China is to abolish the State Administration of Press, Publication, Radio, Film and Television, forming a new agency that will be under the control of the State Council. The move follows the recent and indefinite extension of Xi Jinping’s tenure as President of China. The media authority was formed in 2013 as a means to help streamline China’s clearance and/or censorship of content. It was born out of the merger of the State Administration of Radio, Film and Television and the General Administration of Press and Publication.
SAPPRFT will be replaced by a new state radio and television administration, said a document released Tuesday regarding reform of the cabinet. The proposed body will be more firmly under the thumb of the Communist Party. It will be responsible for drafting policies and measures for radio and television management and their implementation, coordinating development of broadcasting undertakings and industries, promoting institutional reform in the sectors, importing radio and television programs and facilitating the sectors to go global, the Xinhua state news agency reported.
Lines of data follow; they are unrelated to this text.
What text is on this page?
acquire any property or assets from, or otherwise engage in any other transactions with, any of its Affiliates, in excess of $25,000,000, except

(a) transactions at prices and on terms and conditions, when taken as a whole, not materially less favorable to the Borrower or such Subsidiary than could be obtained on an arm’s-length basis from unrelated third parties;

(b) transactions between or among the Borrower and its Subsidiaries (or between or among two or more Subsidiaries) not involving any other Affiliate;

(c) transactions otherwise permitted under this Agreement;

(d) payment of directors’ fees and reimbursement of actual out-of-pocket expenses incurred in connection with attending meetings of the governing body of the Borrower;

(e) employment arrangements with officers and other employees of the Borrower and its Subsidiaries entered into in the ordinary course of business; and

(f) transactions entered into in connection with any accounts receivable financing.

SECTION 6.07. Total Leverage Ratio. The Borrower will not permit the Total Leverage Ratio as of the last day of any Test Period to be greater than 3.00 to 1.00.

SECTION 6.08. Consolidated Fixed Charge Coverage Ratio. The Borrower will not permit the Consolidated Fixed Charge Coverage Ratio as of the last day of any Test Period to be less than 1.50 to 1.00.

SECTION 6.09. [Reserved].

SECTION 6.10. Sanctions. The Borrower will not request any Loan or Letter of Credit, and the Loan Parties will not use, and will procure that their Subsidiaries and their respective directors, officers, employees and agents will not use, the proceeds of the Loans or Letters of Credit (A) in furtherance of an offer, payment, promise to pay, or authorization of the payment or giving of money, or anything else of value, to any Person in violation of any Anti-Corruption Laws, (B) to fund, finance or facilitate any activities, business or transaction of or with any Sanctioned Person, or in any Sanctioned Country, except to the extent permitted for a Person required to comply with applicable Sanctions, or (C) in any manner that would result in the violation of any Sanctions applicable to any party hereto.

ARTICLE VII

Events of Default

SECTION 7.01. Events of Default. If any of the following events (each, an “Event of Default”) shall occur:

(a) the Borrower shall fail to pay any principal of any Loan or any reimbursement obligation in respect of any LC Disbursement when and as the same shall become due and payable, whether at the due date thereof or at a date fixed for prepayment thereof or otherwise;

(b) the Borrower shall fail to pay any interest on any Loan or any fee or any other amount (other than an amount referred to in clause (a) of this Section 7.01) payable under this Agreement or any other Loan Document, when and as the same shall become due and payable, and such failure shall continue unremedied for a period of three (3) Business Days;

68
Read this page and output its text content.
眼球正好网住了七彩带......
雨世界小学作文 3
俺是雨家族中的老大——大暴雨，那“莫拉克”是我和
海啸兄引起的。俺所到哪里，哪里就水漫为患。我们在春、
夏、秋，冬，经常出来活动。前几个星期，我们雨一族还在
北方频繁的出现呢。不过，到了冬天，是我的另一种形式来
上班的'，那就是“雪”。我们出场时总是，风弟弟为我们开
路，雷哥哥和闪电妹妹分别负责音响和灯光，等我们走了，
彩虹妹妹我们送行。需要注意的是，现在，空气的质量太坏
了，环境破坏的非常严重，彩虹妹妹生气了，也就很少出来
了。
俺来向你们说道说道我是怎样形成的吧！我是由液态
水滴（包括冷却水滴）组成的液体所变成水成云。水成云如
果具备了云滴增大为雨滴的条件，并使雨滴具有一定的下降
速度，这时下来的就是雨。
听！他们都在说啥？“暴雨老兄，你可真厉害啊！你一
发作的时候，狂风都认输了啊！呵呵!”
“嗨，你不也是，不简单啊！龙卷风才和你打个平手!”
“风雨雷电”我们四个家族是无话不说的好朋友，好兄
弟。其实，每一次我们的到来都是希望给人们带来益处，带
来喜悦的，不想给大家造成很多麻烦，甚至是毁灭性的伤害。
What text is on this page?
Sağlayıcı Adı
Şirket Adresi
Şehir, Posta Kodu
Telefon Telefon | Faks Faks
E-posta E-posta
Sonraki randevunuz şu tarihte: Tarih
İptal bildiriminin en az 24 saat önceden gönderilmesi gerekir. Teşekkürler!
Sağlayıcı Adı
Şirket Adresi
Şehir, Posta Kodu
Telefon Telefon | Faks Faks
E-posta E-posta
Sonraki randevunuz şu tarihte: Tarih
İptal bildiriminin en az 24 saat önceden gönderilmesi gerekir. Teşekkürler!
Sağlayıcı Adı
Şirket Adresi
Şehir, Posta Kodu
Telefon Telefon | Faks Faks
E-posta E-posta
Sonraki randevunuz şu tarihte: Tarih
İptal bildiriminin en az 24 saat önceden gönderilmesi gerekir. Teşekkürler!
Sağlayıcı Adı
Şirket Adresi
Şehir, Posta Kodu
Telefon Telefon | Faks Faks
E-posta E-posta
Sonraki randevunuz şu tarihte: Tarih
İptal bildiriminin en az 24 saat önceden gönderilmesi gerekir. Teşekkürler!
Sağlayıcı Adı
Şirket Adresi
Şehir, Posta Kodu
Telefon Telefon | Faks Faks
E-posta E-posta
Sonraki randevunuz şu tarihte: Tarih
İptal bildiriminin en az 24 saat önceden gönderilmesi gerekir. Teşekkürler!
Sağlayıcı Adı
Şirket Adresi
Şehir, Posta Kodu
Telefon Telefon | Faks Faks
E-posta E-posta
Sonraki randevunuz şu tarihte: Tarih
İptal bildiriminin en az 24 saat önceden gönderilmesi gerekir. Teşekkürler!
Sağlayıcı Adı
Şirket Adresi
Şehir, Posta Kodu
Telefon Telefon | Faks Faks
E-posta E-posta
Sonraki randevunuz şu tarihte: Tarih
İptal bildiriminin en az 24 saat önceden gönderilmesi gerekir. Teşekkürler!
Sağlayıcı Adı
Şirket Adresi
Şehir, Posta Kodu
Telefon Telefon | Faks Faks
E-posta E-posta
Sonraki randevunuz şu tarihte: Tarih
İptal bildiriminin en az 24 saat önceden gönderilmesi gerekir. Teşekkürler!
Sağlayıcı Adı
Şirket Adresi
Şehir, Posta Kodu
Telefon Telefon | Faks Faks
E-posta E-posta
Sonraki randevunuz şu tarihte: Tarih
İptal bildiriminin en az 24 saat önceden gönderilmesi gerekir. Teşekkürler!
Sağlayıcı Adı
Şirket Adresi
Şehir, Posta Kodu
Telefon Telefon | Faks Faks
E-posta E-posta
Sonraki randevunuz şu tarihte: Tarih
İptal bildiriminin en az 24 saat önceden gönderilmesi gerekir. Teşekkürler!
(It is notable that the term “film” was left out of the local press. However, SAPPRFT has traditionally overseen the sector and is the official word on box office — including recent moves to crack down on fraudulent reporting.)
The move to strike SAPPRFT comes amid the 13th National People’s Congress in Beijing where plans are underway “to make the government better-structured, more efficient and service-oriented,” China Daily notes.
This follows the national legislature’s overwhelming Sunday vote to lift the presidential term limit (as the NYT remarks, it was 2,958 to 2). The endorsement puts China on course to follow President Xi’s hard-line authoritarian rule for an indefinite period of time.
How the removal of term limits for the president is expected to further affect the media business is not fully clear. USC professor Stanley Rosen recently told me that “president” is the weakest of Xi’s three positions — he is also General Secretary of the Party and Chairman of the Central Military Affairs Commission which have no term limits. The abolishment of the presidential term limit “reverses the attempts of Deng Xiaoping in 1982 and after to separate the Party from the Government and avoid the installation of a future Mao-type leader who can rule completely unchecked,” said Rosen.
Could Xi’s term extension affect the ongoing USTR negotiations with China on behalf of the major studios? A source says it “isn’t really an issue.” Xi “would do what he wants to do regarding USTR with or without term limits.” He is “not showing a willingness to be more open nowadays,” this person continued.
When SAPPRFT was created in 2013, it came as the public was increasingly discontent with a bloated central administration, whose bureaucracy and inefficiency were at odds with a market-oriented economy. Its founding was part of a reform of the cultural sector that began in 2003 and turned hundreds of former government organizations including publishers and theaters, into companies that operate according to market rules — however, it maintained a strong grip on the industry and messaging.
It’s also worth noting that China recently banned Winnie the Pooh from social media, demonstrating its control over messaging — Xi is sometimes likened to AA Milne’s famous bear and memes of the two side-by-side have gone viral over the years. A recent story in communist mouthpiece The Global Times said, “Interestingly, in the era of globalization and the internet, although China has stunning economic might, it has not yet become a leading power in terms of ideology and information” and while Western democracy “is ulcerating” China “cannot stop and take a break… The country must seize the day, seize the hour. Our country must be united, energetic and be able to continue with opening-up. Our country must not be disturbed by the outside world or lose our confidence as the West grows increasingly vigilant toward China.”